2018 State of Latino Entrepreneurship

2018 State of Latino Entrepreneurship

By
Marlene Orozco, Iliana Perez, Paul Oyer, Jerry I. Porras
Stanford Latino Entrepreneurship Initiative. January
2019

Since 2015, the Stanford Latino Entrepreneurship Initiative (SLEI) has annually collected data on Latino business owners across the United States to provide timely updates on trends in Latino entrepreneurship.

This report provides academic researchers, policymakers, and business leaders with insights into Latino-owned businesses as a group and as a number of subgroups and profiles. It includes differences in growth and funding experiences by gender, nativity, region, industry, size, and other personal and business characteristics. The 2018 SLEI Survey of U.S. Latino Business Owners has a large overall sample of nearly 5,000 Latino business owners, which allows data cuts on the Latino subgroups that have statistical power.

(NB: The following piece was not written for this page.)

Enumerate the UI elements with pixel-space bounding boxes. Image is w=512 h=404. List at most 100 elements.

Often, other third-party surveys on business owners are confined to relatively small samples of Latino-owned businesses and limited reporting on Latinos as a single group. Government data collected on business owners does not dig as deeply into the specific issues facing Latinos and is released on a delayed basis. More recently, research at the government level has shifted to focusing almost exclusively on employer firms, or those with paid employees, which make up only 9 percent of the Latino business ecosystem. The SLEI survey includes Latino-owned businesses of all sizes. Furthermore, our report leverages comparative data from other surveys, when available, in order to compare the experiences of Latinos to other demographic groups.

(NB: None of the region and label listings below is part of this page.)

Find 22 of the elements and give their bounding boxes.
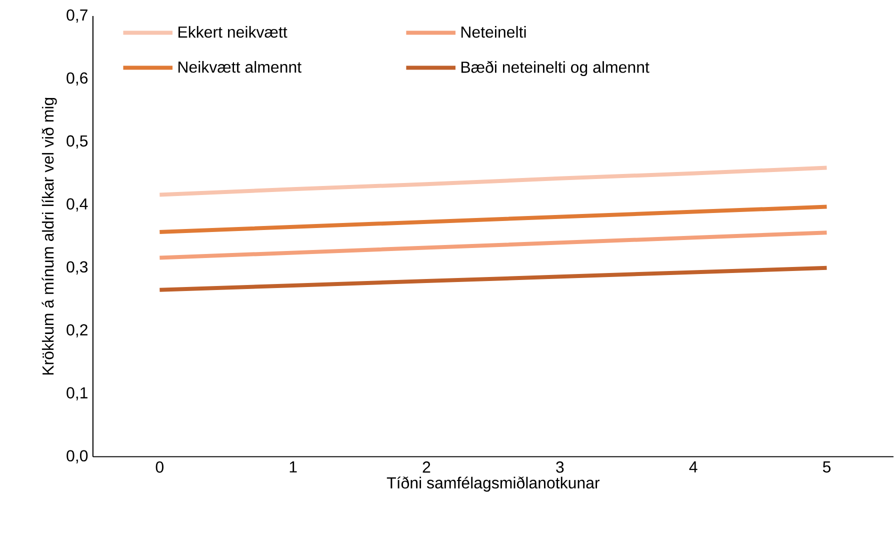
y-axis-title: Krökkum á mínum aldri líkar vel við mig bbox=[42, 98, 57, 375]
y-tick-label: 0,5 bbox=[66, 135, 88, 149]
y-tick-label: 0,6 bbox=[66, 72, 88, 86]
y-tick-label: 0,4 bbox=[66, 198, 88, 212]
legend-label: Neikvætt almennt bbox=[178, 61, 302, 73]
legend-label: Neteinelti bbox=[461, 26, 526, 38]
legend-label: Bæði neteinelti og almennt bbox=[461, 61, 650, 76]
x-tick-label: 2 bbox=[422, 462, 430, 473]
line-series bbox=[158, 166, 829, 197]
legend-label: Ekkert neikvætt bbox=[178, 26, 288, 38]
x-tick-label: 3 bbox=[556, 462, 564, 473]
x-tick-label: 0 bbox=[156, 462, 164, 473]
x-tick-label: 5 bbox=[822, 462, 831, 473]
x-tick-label: 1 bbox=[290, 462, 297, 473]
x-tick-label: 4 bbox=[689, 462, 698, 473]
y-tick-label: 0,1 bbox=[66, 387, 88, 401]
y-tick-label: 0,3 bbox=[66, 261, 88, 275]
y-tick-label: 0,2 bbox=[66, 324, 88, 338]
y-tick-label: 0,0 bbox=[66, 450, 88, 464]
y-tick-label: 0,7 bbox=[66, 10, 88, 23]
x-axis-title: Tíðni samfélagsmiðlanotkunar bbox=[386, 476, 600, 492]
line-series bbox=[158, 266, 829, 292]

This report also includes longitudinal data on Latino entrepreneurs who have gone through the Stanford Latino Entrepreneurship Initiative-Education Scaling Program (SLEI-Ed). Making up part of the 3 percent of Latino scaled firms, this subset of entrepreneurs provides a top-line comparison group that is highly connected and motivated relative to the average Latino-owned scaled firm. At a few points throughout this report, SLEI-Ed comparisons are used to present the reality of highly successful companies and, in some cases, how their experiences are comparable to those of less successful entrepreneurs.